Françoise Raison-Jourde (1938-2024), enseignante-chercheuse à Paris 7 puis Paris-Diderot de 1974 à 1999 a consacré l’essentiel de sa carrière à l’histoire de Madagascar. Coopérante dans la Grande île entre 1964 et 1973, elle a enseigné dans le secondaire puis à l’Université de Madagascar où elle a formé des étudiants malgaches qui sont ensuite devenus ses collègues.
Sa thèse d’Etat, publiée sous le titre Bible et pouvoir à Madagascar au XIXe siècle. Invention d’une identité chrétienne et construction de l’Etat, Paris, Karthala, 1991, 840 p., interroge les motifs profonds de la conversion au christianisme de la reine Ranavalona II et du premier ministre Rainilaiarivony en 1869. Ce faisant, Bible et pouvoir analyse en profondeur un siècle de mutations de la société merina et l’émergence d’un royaume puissant reconnu par les puissances occidentales.
A partir des années 1970, Françoise Raison-Jourde a entretenu un dialogue fécond avec des collègues anthropologues aussi différents que Gérard Althabe, Paul Ottino ou Maurice Bloch. Les souverains de Madagascar (1983) et Les ancêtres au quotidien (2001), ouvrages parus sous sa direction ou sa co-direction, en témoignent pleinement.
Jusqu’à la fin de sa vie, Françoise Raison-Jourde est restée fidèle au XIXe siècle dont elle maîtrisait à merveille les sources qu’elles soient étrangères (françaises et britanniques) ou malgaches (archives officielles du Royaume de Madagascar, écrits privés). Ses derniers articles, qui paraitront donc malheureusement de manière posthume, revisitent cette histoire avec beaucoup d’érudition et invitent les jeunes chercheurs à mener de nouvelles recherches sur cette phase antérieure à la colonisation.
Cependant, à partir des années 1980, alors qu’elle animait un séminaire sur les sociétés de l’océan Indien sur le site de Jussieu, elle s’est intéressée à l’histoire contemporaine de Madagascar. Paysans, intellectuels et populisme à Madagascar. De Monja Jaona à Ratsimandrava (1960-1975), Paris, Karthala, 2010, 490 p., co-écrit avec le sociologue Gérard Roy, fait la synthèse de cet intérêt qui est aussi une autre manière d’envisager la rencontre entre intellectuels progressistes européens (dont elle faisait partie) et intellectuels et activistes malgaches. Tous ont tenté de repenser ensemble la question de l’émancipation au tournant des années 1960.

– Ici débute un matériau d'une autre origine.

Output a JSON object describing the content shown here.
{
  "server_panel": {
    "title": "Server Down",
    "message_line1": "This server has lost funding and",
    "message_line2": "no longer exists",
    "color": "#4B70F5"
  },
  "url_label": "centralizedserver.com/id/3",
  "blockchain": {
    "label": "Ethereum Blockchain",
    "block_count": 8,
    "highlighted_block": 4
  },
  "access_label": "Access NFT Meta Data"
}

Auteur de plus de 110 articles et chapitres de livres, responsable éditoriale de plusieurs ouvrages et numéros de revues, dont Politique africaine, Françoise Raison-Jourde a elle-même été au centre d’un texte d’hommages paru en 2009 et auquel ont contribué plusieurs de ses anciens doctorants et collègues du SEDET puis du CESSMA (cf. pièce jointe).